I could have married Elvis Presley.
I simply needed to be born 40 years earlier to different parents. Those parents would need to move me to Germany when I was fourteen so that I could meet him while he was serving in the army. You and I are thinking the same thing right now, “Hannah, it’s totally plausible. YOU could have married the King of Rock & Roll.”
You see, as other 16-year-old’s were reading Seventeen Magazine and Cosmo I was gushing over every Priscilla Presley book that I could find. For reasons I still cannot pinpoint I was infatuated with the the girl who graced Graceland. Although it was not the happiest story of all time, I envied her story in so many ways. I wanted it for my own, dark times and all.
We grow to be pretty good at belittling our life experiences in order to shine a spotlight on the ones we deem to be more interesting. It takes a few seconds to swap out our own story for one that is more “Hollywood,” more “glamorous.” We want to be loved like Scarlett O’Hara in Gone with the Wind. We want a worthwhile adventure of Eating, Praying and Loving like Elizabeth Gilbert. We drool over the picture perfect endings for the winners of American Idol and half of us have wanted to be Audrey Hepburn in Breakfast at Tiffany’s.
I think its time that instead of constantly glorifying the stories of others we begin to hold up our own stories. We waste time wrapped up in the way someone else lives their life, in picking apart our own lifestyles because they don’t unfold perfectly, because we haven’t fallen in love as quickly as we had hoped.
Let’s face it, we are all destined for different stories. Different Best Friends. Different First Kisses. Different Moments Of Clarity. But the key to all this is that we claim them. That we don’t shove them off because we think they are not pretty enough or thrilling enough or good enough to percolate in the ear of someone else. We need to stomp all over this insecurity and set out writing our story as if it were a New York Times’ Bestseller, as if every person in the whole wide world had a reason to read about our every single step.

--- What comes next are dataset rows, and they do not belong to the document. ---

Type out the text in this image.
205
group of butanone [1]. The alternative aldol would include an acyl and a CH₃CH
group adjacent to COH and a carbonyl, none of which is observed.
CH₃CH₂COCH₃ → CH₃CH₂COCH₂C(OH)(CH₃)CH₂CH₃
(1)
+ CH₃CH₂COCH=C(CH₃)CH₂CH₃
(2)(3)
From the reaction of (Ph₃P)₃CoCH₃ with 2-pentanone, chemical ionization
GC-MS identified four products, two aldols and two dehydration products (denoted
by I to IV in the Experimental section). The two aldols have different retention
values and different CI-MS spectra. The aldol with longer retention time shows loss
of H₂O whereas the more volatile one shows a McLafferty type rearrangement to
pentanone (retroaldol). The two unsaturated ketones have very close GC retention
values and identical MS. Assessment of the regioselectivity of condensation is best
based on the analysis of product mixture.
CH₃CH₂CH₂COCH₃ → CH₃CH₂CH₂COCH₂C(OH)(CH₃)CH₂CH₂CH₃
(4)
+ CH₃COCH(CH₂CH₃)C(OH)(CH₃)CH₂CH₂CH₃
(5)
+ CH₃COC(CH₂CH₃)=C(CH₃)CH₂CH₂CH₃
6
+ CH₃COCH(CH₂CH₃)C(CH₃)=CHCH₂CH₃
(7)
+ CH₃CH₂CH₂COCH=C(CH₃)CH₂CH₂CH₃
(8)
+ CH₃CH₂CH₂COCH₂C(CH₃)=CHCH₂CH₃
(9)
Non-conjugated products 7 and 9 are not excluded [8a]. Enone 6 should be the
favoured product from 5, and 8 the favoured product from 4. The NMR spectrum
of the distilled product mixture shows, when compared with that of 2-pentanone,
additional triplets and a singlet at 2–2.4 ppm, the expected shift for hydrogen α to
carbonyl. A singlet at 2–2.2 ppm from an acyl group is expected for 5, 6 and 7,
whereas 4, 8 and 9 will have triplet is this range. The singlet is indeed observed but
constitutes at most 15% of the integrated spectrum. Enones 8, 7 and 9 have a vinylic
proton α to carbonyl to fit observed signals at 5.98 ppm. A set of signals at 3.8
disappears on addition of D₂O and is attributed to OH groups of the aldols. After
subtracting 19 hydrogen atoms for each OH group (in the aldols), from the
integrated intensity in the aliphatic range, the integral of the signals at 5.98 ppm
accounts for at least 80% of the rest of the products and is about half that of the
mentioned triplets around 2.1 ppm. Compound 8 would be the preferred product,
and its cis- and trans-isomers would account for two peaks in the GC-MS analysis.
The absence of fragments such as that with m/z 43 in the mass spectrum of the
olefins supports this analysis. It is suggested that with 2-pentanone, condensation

Who is to say that one day Priscilla Presley won’t be gushing over my life story? Maybe Angelina will sit down at night and read your story to her seventeen children. It could happen…
I look back on the silliness that was my “green monster” envy for Priscilla’s story and I realize… I could have never married Elvis. Priscilla and I could have been standing side-by-side in front of that gorgeous blue-eyed boy and he most certainly would have still picked her. Because that was the way her story was supposed to play out. Her story. Not Mine.

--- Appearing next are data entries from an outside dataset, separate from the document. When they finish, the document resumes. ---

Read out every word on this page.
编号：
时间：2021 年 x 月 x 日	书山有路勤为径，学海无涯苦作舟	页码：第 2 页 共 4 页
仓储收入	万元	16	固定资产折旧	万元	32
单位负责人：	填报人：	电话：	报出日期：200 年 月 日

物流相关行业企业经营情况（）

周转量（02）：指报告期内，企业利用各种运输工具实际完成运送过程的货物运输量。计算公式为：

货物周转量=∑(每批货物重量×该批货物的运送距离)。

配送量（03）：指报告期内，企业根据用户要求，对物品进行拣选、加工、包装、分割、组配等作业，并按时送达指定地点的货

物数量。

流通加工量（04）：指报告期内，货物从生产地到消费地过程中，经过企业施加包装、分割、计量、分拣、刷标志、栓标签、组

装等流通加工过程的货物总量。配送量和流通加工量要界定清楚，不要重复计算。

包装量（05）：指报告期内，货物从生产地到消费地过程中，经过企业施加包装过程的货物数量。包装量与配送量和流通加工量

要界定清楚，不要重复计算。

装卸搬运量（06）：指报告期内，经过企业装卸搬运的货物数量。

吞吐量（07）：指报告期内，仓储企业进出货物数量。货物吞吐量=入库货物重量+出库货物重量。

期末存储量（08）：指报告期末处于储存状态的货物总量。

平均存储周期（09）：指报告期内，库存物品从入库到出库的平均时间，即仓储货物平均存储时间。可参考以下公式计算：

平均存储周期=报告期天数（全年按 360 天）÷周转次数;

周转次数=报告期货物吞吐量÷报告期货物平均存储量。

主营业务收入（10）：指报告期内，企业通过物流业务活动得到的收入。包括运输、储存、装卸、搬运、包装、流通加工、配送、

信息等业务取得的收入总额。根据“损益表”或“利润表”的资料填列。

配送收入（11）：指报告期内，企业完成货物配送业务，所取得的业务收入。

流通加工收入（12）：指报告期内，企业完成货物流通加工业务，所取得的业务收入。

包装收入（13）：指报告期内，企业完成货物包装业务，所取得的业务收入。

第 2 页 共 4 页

But if it were different, if by some chance of fate her story was my own, what would be done with all the pieces of my lifetime that I have created? Someone else would get my father’s famous milkshakes. Another girl would be living out my dreams of becoming a writer one day. A little girl in El Salvador would be missing a sponsor. My best friend would be telling her tales from Prague to a best friend who was not me. And I might look at that life, that life of someone else, and think, “that could have been my story.”And then I would sigh and wonder if we will ever be happy with what we have in front of us.

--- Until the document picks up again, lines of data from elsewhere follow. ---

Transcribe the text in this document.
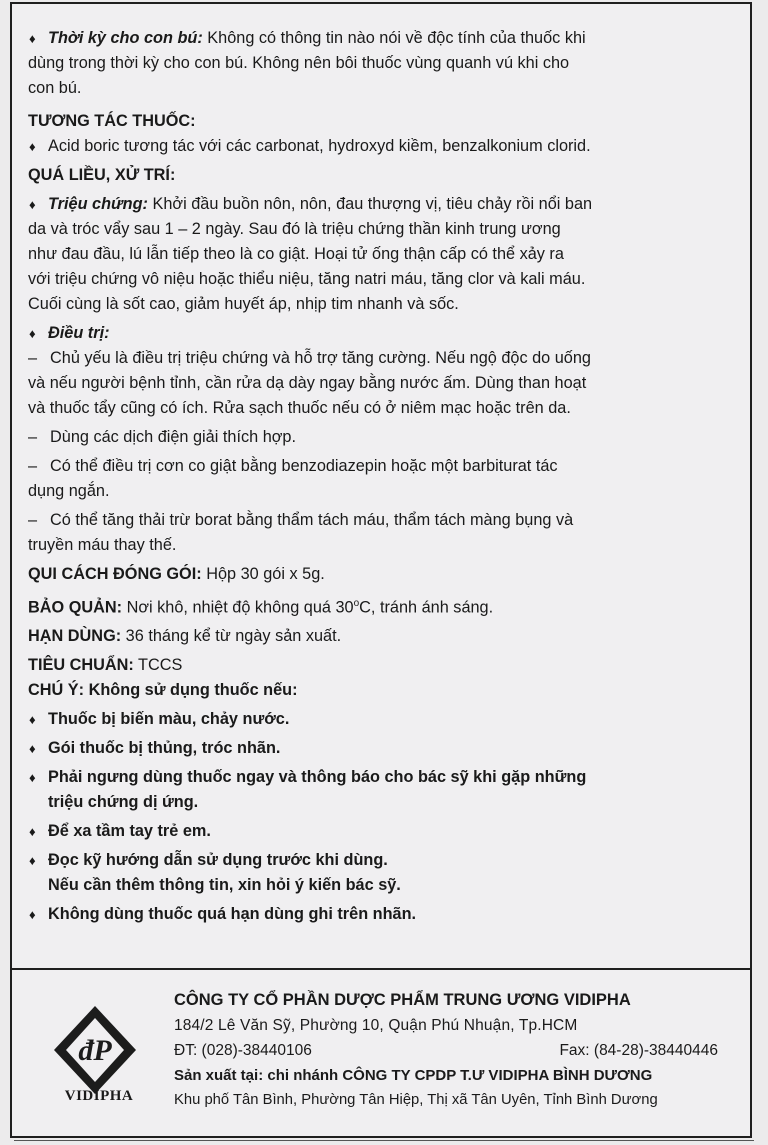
♦ Thời kỳ cho con bú: Không có thông tin nào nói về độc tính của thuốc khi

dùng trong thời kỳ cho con bú. Không nên bôi thuốc vùng quanh vú khi cho

con bú.

TƯƠNG TÁC THUỐC:

♦ Acid boric tương tác với các carbonat, hydroxyd kiềm, benzalkonium clorid.

QUÁ LIỀU, XỬ TRÍ:

♦ Triệu chứng: Khởi đầu buồn nôn, nôn, đau thượng vị, tiêu chảy rồi nổi ban

da và tróc vẩy sau 1 – 2 ngày. Sau đó là triệu chứng thần kinh trung ương

như đau đầu, lú lẫn tiếp theo là co giật. Hoại tử ống thận cấp có thể xảy ra

với triệu chứng vô niệu hoặc thiểu niệu, tăng natri máu, tăng clor và kali máu.

Cuối cùng là sốt cao, giảm huyết áp, nhịp tim nhanh và sốc.

♦ Điều trị:

– Chủ yếu là điều trị triệu chứng và hỗ trợ tăng cường. Nếu ngộ độc do uống

và nếu người bệnh tỉnh, cần rửa dạ dày ngay bằng nước ấm. Dùng than hoạt

và thuốc tẩy cũng có ích. Rửa sạch thuốc nếu có ở niêm mạc hoặc trên da.

– Dùng các dịch điện giải thích hợp.

– Có thể điều trị cơn co giật bằng benzodiazepin hoặc một barbiturat tác

dụng ngắn.

– Có thể tăng thải trừ borat bằng thẩm tách máu, thẩm tách màng bụng và

truyền máu thay thế.

QUI CÁCH ĐÓNG GÓI: Hộp 30 gói x 5g.

BẢO QUẢN: Nơi khô, nhiệt độ không quá 30$^o$C, tránh ánh sáng.

HẠN DÙNG: 36 tháng kể từ ngày sản xuất.

TIÊU CHUẨN: TCCS

CHÚ Ý: Không sử dụng thuốc nếu:

♦ Thuốc bị biến màu, chảy nước.

♦ Gói thuốc bị thủng, tróc nhãn.

♦ Phải ngưng dùng thuốc ngay và thông báo cho bác sỹ khi gặp những

triệu chứng dị ứng.

♦ Để xa tầm tay trẻ em.

♦ Đọc kỹ hướng dẫn sử dụng trước khi dùng.

Nếu cần thêm thông tin, xin hỏi ý kiến bác sỹ.

♦ Không dùng thuốc quá hạn dùng ghi trên nhãn.

đP
VIDIPHA
CÔNG TY CỔ PHẦN DƯỢC PHẨM TRUNG ƯƠNG VIDIPHA
184/2 Lê Văn Sỹ, Phường 10, Quận Phú Nhuận, Tp.HCM
ĐT: (028)-38440106	Fax: (84-28)-38440446
Sản xuất tại: chi nhánh CÔNG TY CPDP T.Ư VIDIPHA BÌNH DƯƠNG
Khu phố Tân Bình, Phường Tân Hiệp, Thị xã Tân Uyên, Tỉnh Bình Dương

We can learn much from the lives and stories of others (which is why I think sharing is always a good thing), those stories will help us flesh out our own. I think it will be a beautiful day when we all pick up the pencils and love our own lives first, instead of the lives that look more appealing or whimsical. Because we are the authors, illustrators and editors of our own tales for a reason but only we can bring that reason into existence.
What do you love about your own story?